Workers, Residents Should Be Prioritized for COVID-19 Vaccine, Senior Living Industry Representatives Say
The first available vaccines against SARS-CoV-2 should go to frontline healthcare workers — including those who work in assisted living communities — and first responders, according to draft recommendations from the National Academies of Sciences, Engineering, and Medicine.
Mark Parkinson, president and CEO of the American Health Care Association / National Center for Assisted Living, reiterated for the committee the organizations’ call for residents and staff members in long-term care to be prioritized to receive a COVID-19 vaccine when it becomes available.

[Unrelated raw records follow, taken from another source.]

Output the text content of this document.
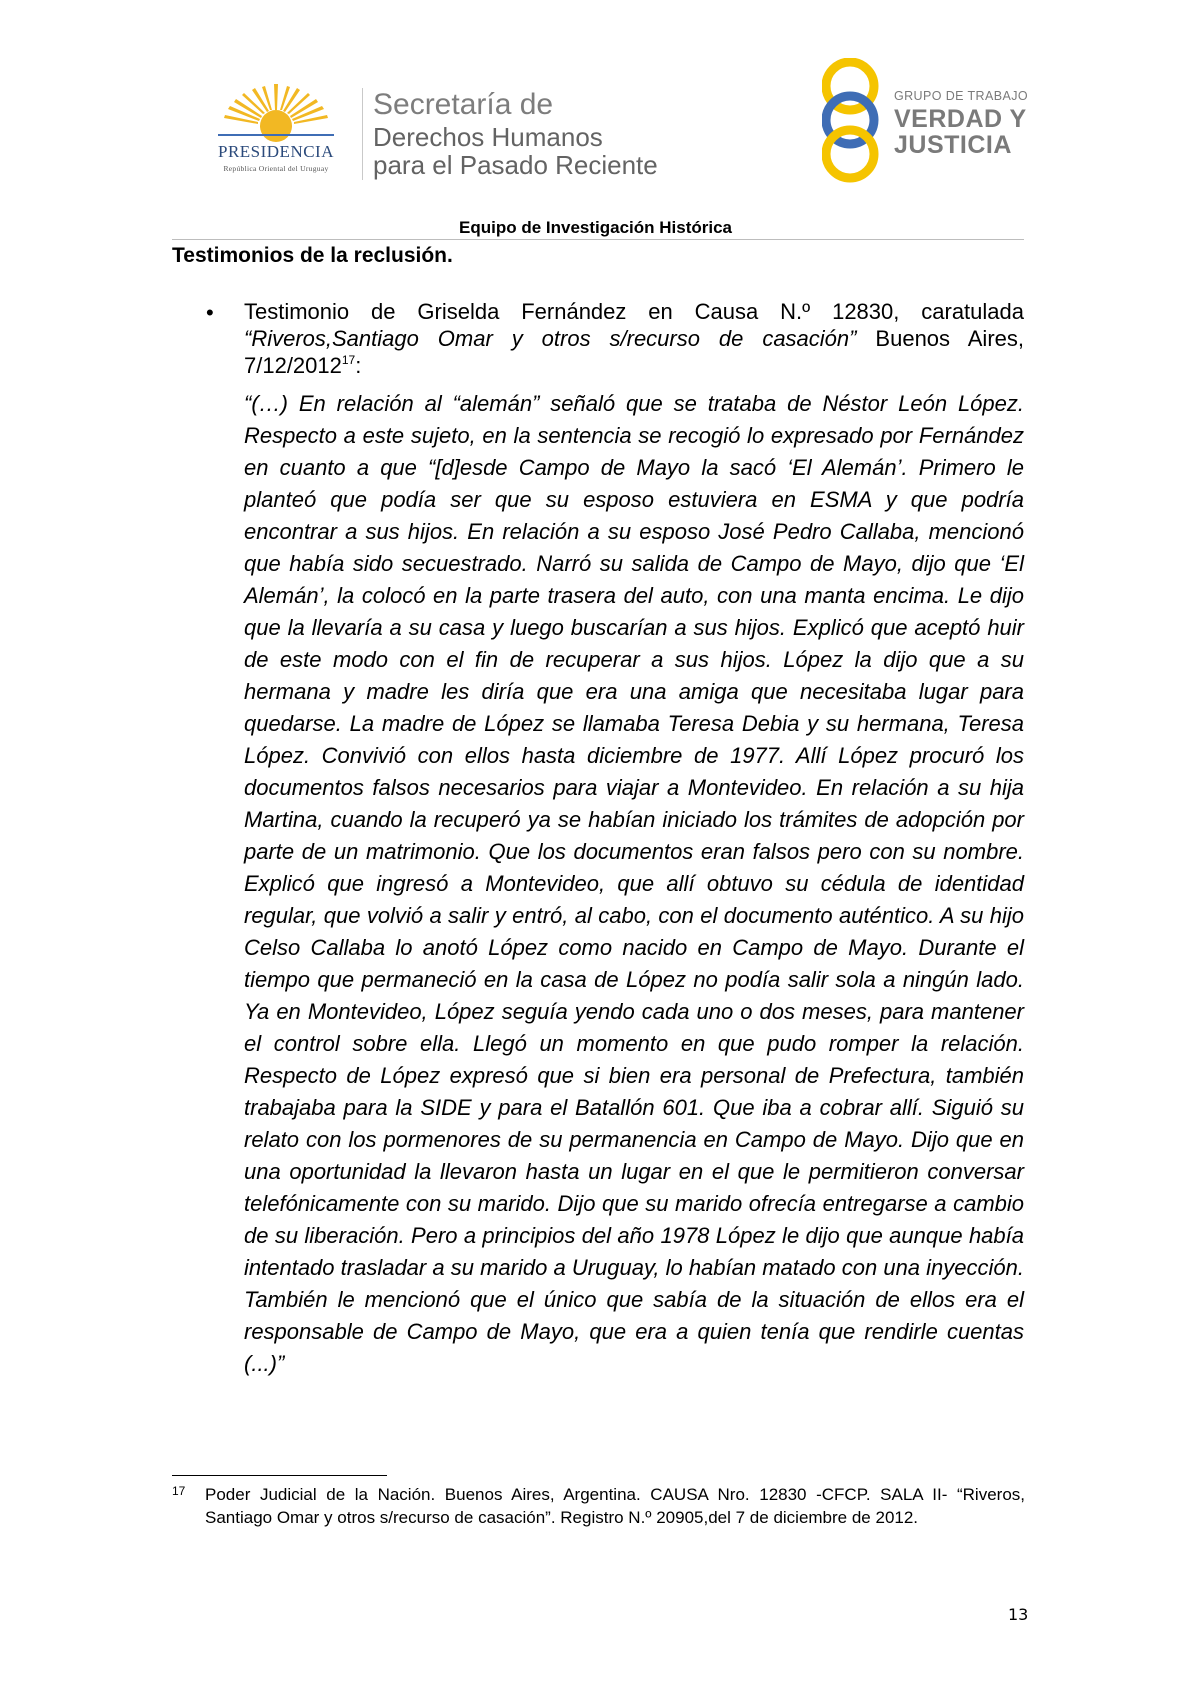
PRESIDENCIA
República Oriental del Uruguay
Secretaría de
Derechos Humanos
para el Pasado Reciente
GRUPO DE TRABAJO
VERDAD Y
JUSTICIA
Equipo de Investigación Histórica
Testimonios de la reclusión.
• Testimonio de Griselda Fernández en Causa N.º 12830, caratulada “Riveros,Santiago Omar y otros s/recurso de casación” Buenos Aires, 7/12/2012$^{17}$:
“(…) En relación al “alemán” señaló que se trataba de Néstor León López. Respecto a este sujeto, en la sentencia se recogió lo expresado por Fernández en cuanto a que “[d]esde Campo de Mayo la sacó ‘El Alemán’. Primero le planteó que podía ser que su esposo estuviera en ESMA y que podría encontrar a sus hijos. En relación a su esposo José Pedro Callaba, mencionó que había sido secuestrado. Narró su salida de Campo de Mayo, dijo que ‘El Alemán’, la colocó en la parte trasera del auto, con una manta encima. Le dijo que la llevaría a su casa y luego buscarían a sus hijos. Explicó que aceptó huir de este modo con el fin de recuperar a sus hijos. López la dijo que a su hermana y madre les diría que era una amiga que necesitaba lugar para quedarse. La madre de López se llamaba Teresa Debia y su hermana, Teresa López. Convivió con ellos hasta diciembre de 1977. Allí López procuró los documentos falsos necesarios para viajar a Montevideo. En relación a su hija Martina, cuando la recuperó ya se habían iniciado los trámites de adopción por parte de un matrimonio. Que los documentos eran falsos pero con su nombre. Explicó que ingresó a Montevideo, que allí obtuvo su cédula de identidad regular, que volvió a salir y entró, al cabo, con el documento auténtico. A su hijo Celso Callaba lo anotó López como nacido en Campo de Mayo. Durante el tiempo que permaneció en la casa de López no podía salir sola a ningún lado. Ya en Montevideo, López seguía yendo cada uno o dos meses, para mantener el control sobre ella. Llegó un momento en que pudo romper la relación. Respecto de López expresó que si bien era personal de Prefectura, también trabajaba para la SIDE y para el Batallón 601. Que iba a cobrar allí. Siguió su relato con los pormenores de su permanencia en Campo de Mayo. Dijo que en una oportunidad la llevaron hasta un lugar en el que le permitieron conversar telefónicamente con su marido. Dijo que su marido ofrecía entregarse a cambio de su liberación. Pero a principios del año 1978 López le dijo que aunque había intentado trasladar a su marido a Uruguay, lo habían matado con una inyección. También le mencionó que el único que sabía de la situación de ellos era el responsable de Campo de Mayo, que era a quien tenía que rendirle cuentas (...)”
17 Poder Judicial de la Nación. Buenos Aires, Argentina. CAUSA Nro. 12830 -CFCP. SALA II- “Riveros, Santiago Omar y otros s/recurso de casación”. Registro N.º 20905,del 7 de diciembre de 2012.
13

“Long-term care was forgotten at the start of the pandemic, but we cannot be forgotten now,” he said. “Ensuring long-term care residents and staff are among the first to receive a vaccine when it becomes available will help mitigate the risk and prevent further deaths.”
Although providers have taken “unprecedented action” to protect older adults, Parkinson said, research shows that a high rate of community spread “is all but certain to lead to outbreaks in nursing homes and assisted living communities.”
“As long as the virus is a threat to the general public, it is a threat to our residents and staff,” he said. “If we can vaccinate long-term care residents and caregivers first, they will be less at risk in the event we see a rise in cases within our communities.”